Spotted, that is, if one happened to visit a very dark and out-of-the-way Chinese restaurant, of dubious reputation, in the Asian district of Brussels.
In the end, Abramov and his associates had not made a choice of cities or networks for Dr. Baumann's case officer. Life and circumstance
intervened and chose for them. Even the multiple European networks of the Rote Kapelle—the Red Orchestra, as the German security services had nicknamed them—were not immune to the daily vicissitudes and tragedies that the rest of the world had to confront. In this instance, a deputy officer of the Paris-based
OPAL
network, work name Guillaume, was late for a clandestine meeting established in Lyon—one of his group leaders from Berlin was coming in by train under a cover identity—and drove recklessly to avoid having to wait for a fallback meeting three days later. His Renault sedan failed to make a curve on the N6 just outside Mâcon and spun sideways into a roadside plane tree. Guillaume was thrown clear and died the next day in the hospital in Mâcon.
Captain I. J. Goldman,
rezident
of
OPAL
under the painstakingly crafted cover of Stefan Leib, was brought back to Moscow by a circuitous route—“using passports like straw,” grumbled one of the “cobblers” who manufactured or altered identity papers at the NKVD Foreign Department—for lengthy consultations. Goldman, son of a Marxist lawyer from Bucharest, had volunteered for recruitment in 1934 and was, following productive service in Spain, something of a rising star.
Like all
rezidents,
he hated personnel problems. He accepted the complicated burdens of secrecy, a religion whose rituals demanded vast expenditures of time, money, and ingenuity, and the occasional defeat managed by the police and counterespionage forces that opposed him, but natural disasters, like road accidents or wireless/ telegraph breakdowns, seemed especially cruel punishments from heaven. When a clandestine operator like Guillaume met an accidental death, the first thing the police did was to inform, or try to, a notional family that didn't exist. Had Goldman himself not contacted hospitals, police, and mortuaries in the region, Guillaume might have been determined a defector or runaway, thereby causing immense dislocation as the entire system was hurriedly restructured to protect itself.

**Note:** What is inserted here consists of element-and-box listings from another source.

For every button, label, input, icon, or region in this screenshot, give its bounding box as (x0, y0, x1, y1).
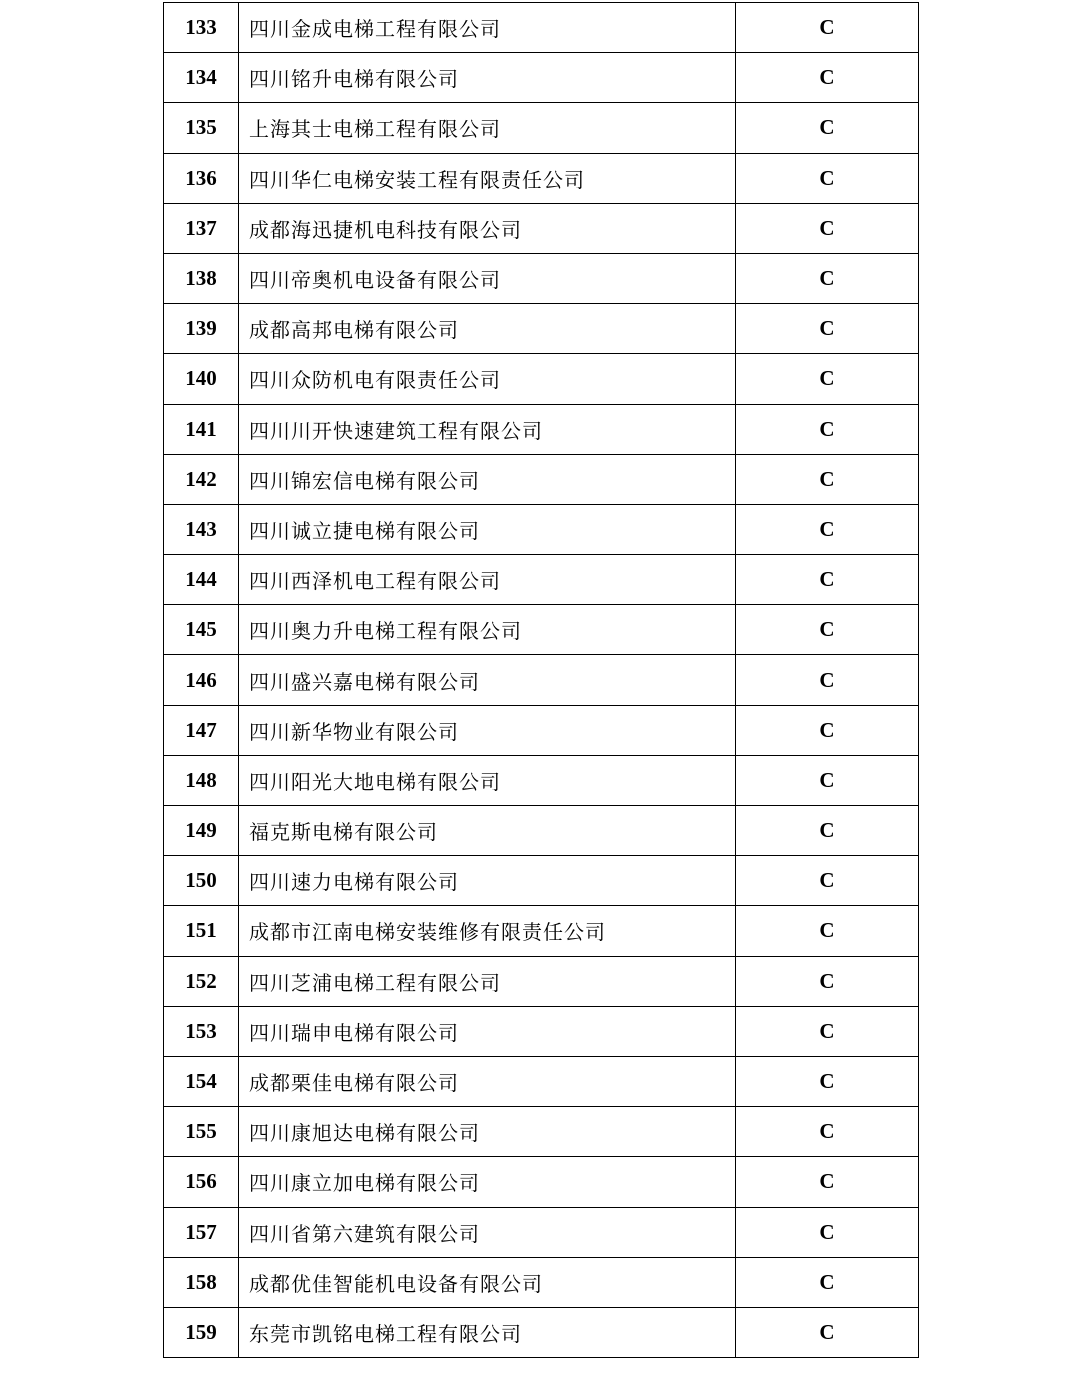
row-number: 153 (164, 1006, 239, 1056)
company-name: 四川新华物业有限公司 (239, 705, 736, 755)
row-number: 140 (164, 354, 239, 404)
table-row (164, 705, 919, 755)
table-row (164, 956, 919, 1006)
table-body (164, 3, 919, 1358)
company-name: 四川奥力升电梯工程有限公司 (239, 605, 736, 655)
company-name: 四川康旭达电梯有限公司 (239, 1107, 736, 1157)
credit-grade: C (736, 1006, 919, 1056)
credit-grade: C (736, 3, 919, 53)
table-row (164, 203, 919, 253)
table-row (164, 53, 919, 103)
row-number: 152 (164, 956, 239, 1006)
credit-grade: C (736, 203, 919, 253)
credit-grade: C (736, 103, 919, 153)
credit-grade: C (736, 253, 919, 303)
company-name: 福克斯电梯有限公司 (239, 806, 736, 856)
table-row (164, 1207, 919, 1257)
company-name: 成都高邦电梯有限公司 (239, 304, 736, 354)
row-number: 157 (164, 1207, 239, 1257)
company-name: 四川众防机电有限责任公司 (239, 354, 736, 404)
row-number: 142 (164, 454, 239, 504)
row-number: 148 (164, 755, 239, 805)
row-number: 147 (164, 705, 239, 755)
credit-grade: C (736, 153, 919, 203)
row-number: 133 (164, 3, 239, 53)
company-name: 四川瑞申电梯有限公司 (239, 1006, 736, 1056)
table-row (164, 153, 919, 203)
row-number: 134 (164, 53, 239, 103)
row-number: 155 (164, 1107, 239, 1157)
company-name: 四川帝奥机电设备有限公司 (239, 253, 736, 303)
company-name: 四川金成电梯工程有限公司 (239, 3, 736, 53)
company-name: 四川华仁电梯安装工程有限责任公司 (239, 153, 736, 203)
row-number: 136 (164, 153, 239, 203)
row-number: 149 (164, 806, 239, 856)
credit-grade: C (736, 655, 919, 705)
row-number: 138 (164, 253, 239, 303)
company-name: 成都栗佳电梯有限公司 (239, 1056, 736, 1106)
row-number: 143 (164, 504, 239, 554)
credit-grade: C (736, 1307, 919, 1357)
row-number: 141 (164, 404, 239, 454)
company-name: 四川西泽机电工程有限公司 (239, 555, 736, 605)
credit-grade: C (736, 1107, 919, 1157)
row-number: 139 (164, 304, 239, 354)
table-row (164, 655, 919, 705)
row-number: 154 (164, 1056, 239, 1106)
table-row (164, 806, 919, 856)
row-number: 135 (164, 103, 239, 153)
company-name: 四川阳光大地电梯有限公司 (239, 755, 736, 805)
company-name: 四川锦宏信电梯有限公司 (239, 454, 736, 504)
company-name: 成都海迅捷机电科技有限公司 (239, 203, 736, 253)
company-name: 四川速力电梯有限公司 (239, 856, 736, 906)
table-row (164, 1157, 919, 1207)
credit-grade: C (736, 956, 919, 1006)
table-row (164, 404, 919, 454)
credit-grade: C (736, 705, 919, 755)
credit-grade: C (736, 404, 919, 454)
row-number: 137 (164, 203, 239, 253)
credit-grade: C (736, 555, 919, 605)
company-name: 四川川开快速建筑工程有限公司 (239, 404, 736, 454)
table-row (164, 856, 919, 906)
table-row (164, 454, 919, 504)
table-row (164, 605, 919, 655)
credit-grade: C (736, 504, 919, 554)
row-number: 156 (164, 1157, 239, 1207)
row-number: 144 (164, 555, 239, 605)
table-row (164, 555, 919, 605)
credit-grade: C (736, 806, 919, 856)
credit-grade: C (736, 1257, 919, 1307)
table-row (164, 1107, 919, 1157)
company-name: 四川盛兴嘉电梯有限公司 (239, 655, 736, 705)
row-number: 150 (164, 856, 239, 906)
row-number: 158 (164, 1257, 239, 1307)
table-row (164, 354, 919, 404)
company-name: 成都优佳智能机电设备有限公司 (239, 1257, 736, 1307)
table-row (164, 253, 919, 303)
credit-grade: C (736, 354, 919, 404)
credit-grade: C (736, 1056, 919, 1106)
company-name: 四川诚立捷电梯有限公司 (239, 504, 736, 554)
row-number: 159 (164, 1307, 239, 1357)
company-name: 四川芝浦电梯工程有限公司 (239, 956, 736, 1006)
credit-grade: C (736, 755, 919, 805)
company-name: 四川康立加电梯有限公司 (239, 1157, 736, 1207)
credit-grade: C (736, 53, 919, 103)
table-row (164, 3, 919, 53)
credit-grade: C (736, 906, 919, 956)
row-number: 146 (164, 655, 239, 705)
company-name: 东莞市凯铭电梯工程有限公司 (239, 1307, 736, 1357)
credit-grade: C (736, 454, 919, 504)
company-name: 成都市江南电梯安装维修有限责任公司 (239, 906, 736, 956)
table-row (164, 1257, 919, 1307)
credit-grade: C (736, 304, 919, 354)
table-row (164, 1056, 919, 1106)
rating-table (163, 2, 918, 1358)
company-name: 四川省第六建筑有限公司 (239, 1207, 736, 1257)
credit-grade: C (736, 856, 919, 906)
credit-grade: C (736, 605, 919, 655)
table-row (164, 103, 919, 153)
table-row (164, 755, 919, 805)
row-number: 151 (164, 906, 239, 956)
table-row (164, 504, 919, 554)
credit-grade: C (736, 1157, 919, 1207)
table-row (164, 906, 919, 956)
table-row (164, 1307, 919, 1357)
row-number: 145 (164, 605, 239, 655)
company-name: 上海其士电梯工程有限公司 (239, 103, 736, 153)
company-name: 四川铭升电梯有限公司 (239, 53, 736, 103)
company-grade-table (163, 2, 919, 1358)
credit-grade: C (736, 1207, 919, 1257)
table-row (164, 304, 919, 354)
table-row (164, 1006, 919, 1056)
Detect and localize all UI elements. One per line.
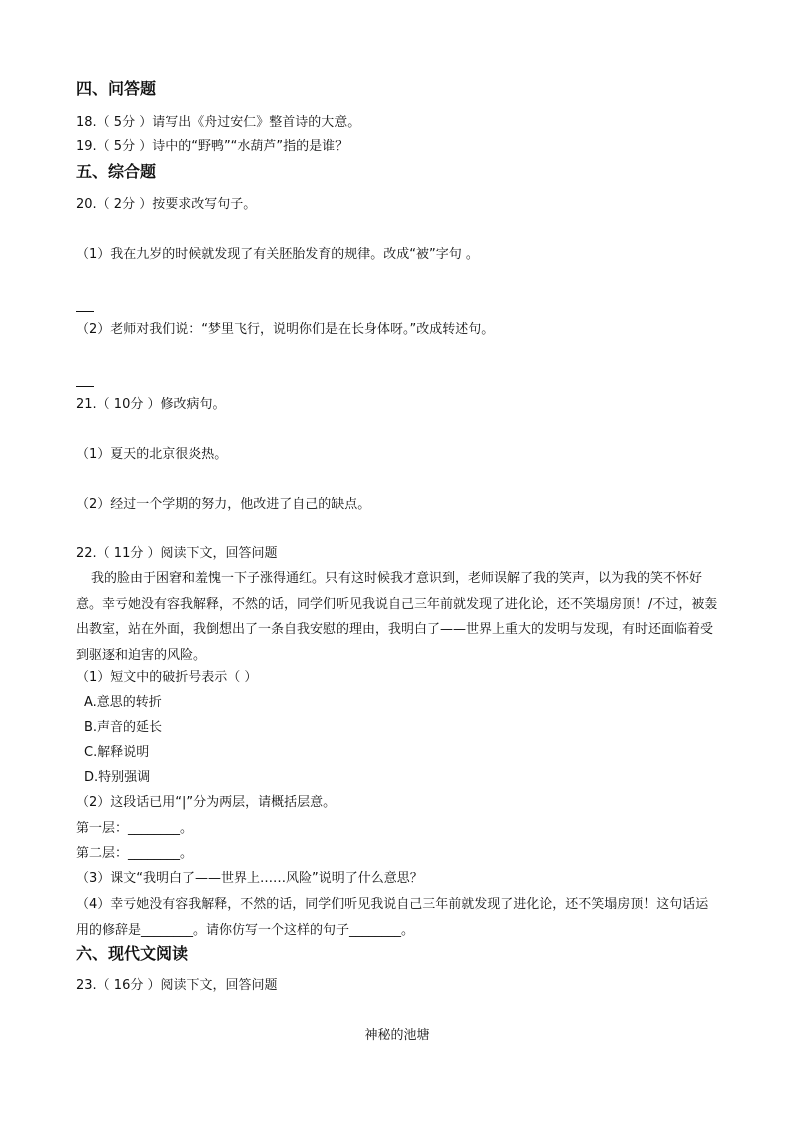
question-19: 19.（ 5分 ）诗中的“野鸭”“水葫芦”指的是谁？ (76, 139, 349, 154)
question-20-part-1: （1）我在九岁的时候就发现了有关胚胎发育的规律。改成“被”字句 。 (76, 247, 479, 262)
question-23-stem: 23.（ 16分 ）阅读下文，回答问题 (76, 978, 278, 993)
question-18: 18.（ 5分 ）请写出《舟过安仁》整首诗的大意。 (76, 115, 361, 130)
section-heading-6: 六、现代文阅读 (76, 944, 189, 963)
option-b[interactable]: B.声音的延长 (84, 720, 163, 735)
option-c[interactable]: C.解释说明 (84, 745, 150, 760)
answer-line-20-1[interactable] (76, 311, 94, 312)
option-d[interactable]: D.特别强调 (84, 770, 151, 785)
question-22-sub-2: （2）这段话已用“|”分为两层，请概括层意。 (76, 795, 337, 810)
question-22-passage: 我的脸由于困窘和羞愧一下子涨得通红。只有这时候我才意识到，老师误解了我的笑声，以为我的笑不怀好意。幸亏她没有容我解释，不然的话，同学们听见我说自己三年前就发现了进化论，还不笑塌房顶！/不过，被轰出教室，站在外面，我倒想出了一条自我安慰的理由，我明白了——世界上重大的发明与发现，有时还面临着受到驱逐和迫害的风险。 (76, 571, 718, 663)
option-a[interactable]: A.意思的转折 (84, 695, 162, 710)
section-heading-5: 五、综合题 (76, 162, 157, 181)
question-21-part-1: （1）夏天的北京很炎热。 (76, 447, 228, 462)
layer-1-answer: 第一层：________。 (76, 821, 194, 836)
question-20-part-2: （2）老师对我们说：“梦里飞行，说明你们是在长身体呀。”改成转述句。 (76, 322, 495, 337)
question-22-sub-1: （1）短文中的破折号表示（ ） (76, 670, 258, 685)
question-22-sub-4: （4）幸亏她没有容我解释，不然的话，同学们听见我说自己三年前就发现了进化论，还不笑塌房顶！这句话运用的修辞是________。请你仿写一个这样的句子________。 (76, 897, 709, 938)
question-20-stem: 20.（ 2分 ）按要求改写句子。 (76, 197, 257, 212)
question-22-sub-3: （3）课文“我明白了——世界上……风险”说明了什么意思？ (76, 871, 423, 886)
section-heading-4: 四、问答题 (76, 79, 157, 98)
question-21-stem: 21.（ 10分 ）修改病句。 (76, 397, 226, 412)
answer-line-20-2[interactable] (76, 386, 94, 387)
layer-2-answer: 第二层：________。 (76, 846, 194, 861)
question-22-stem: 22.（ 11分 ）阅读下文，回答问题 (76, 546, 278, 561)
passage-title: 神秘的池塘 (364, 1028, 430, 1043)
question-21-part-2: （2）经过一个学期的努力，他改进了自己的缺点。 (76, 497, 371, 512)
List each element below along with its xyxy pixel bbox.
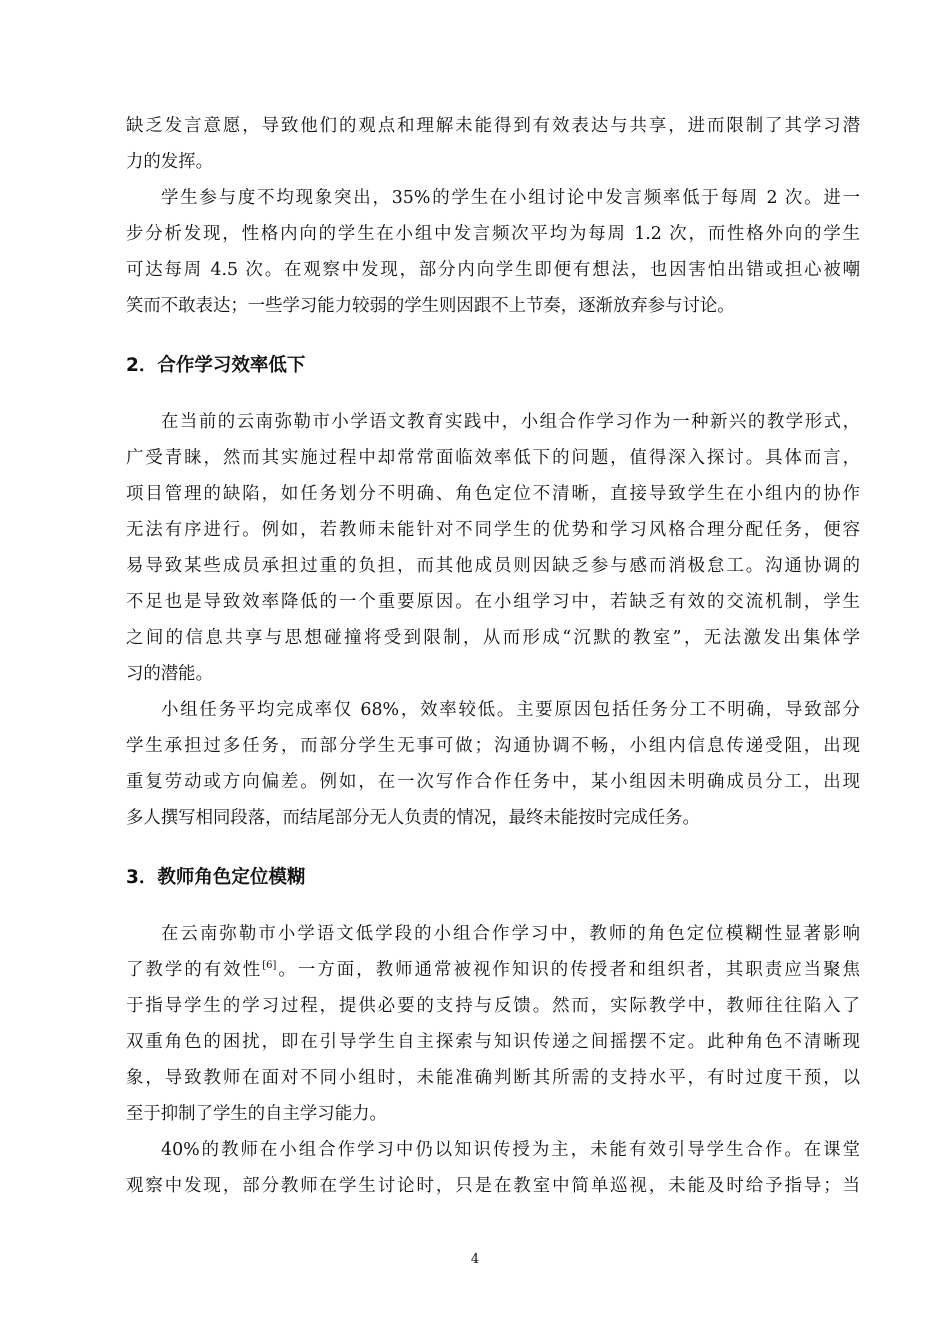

Next, Goldman had to assure himself, and his directorate in Moscow, that the accident
was
an accident, an investigation complicated by the need to operate secretly and from a distance. Goldman, burning a cover identity that had cost thousands of roubles to
construct, hired a lawyer in Mâcon to make that determination. Finally, by the time he arrived in Moscow, he was able to defend himself against all accusations save one: his supervision had been lax to the degree that one of his staff drove in an undisciplined manner. On this point he criticized himself before his superiors, then described countermeasures—lectures, display of the autopsy report obtained by the Mâconnais lawyer—that would be undertaken to eliminate such events in the future. Behind their stone faces, the men and women who directed
OPAL
laughed at his discomfort: they knew life, love affairs, bizarre sexual aberrations, lost keys, gambling, petty jealousies; all the absurd human horseshit that network
rezidents
had to deal with. They'd learned to improvise, now it was his turn.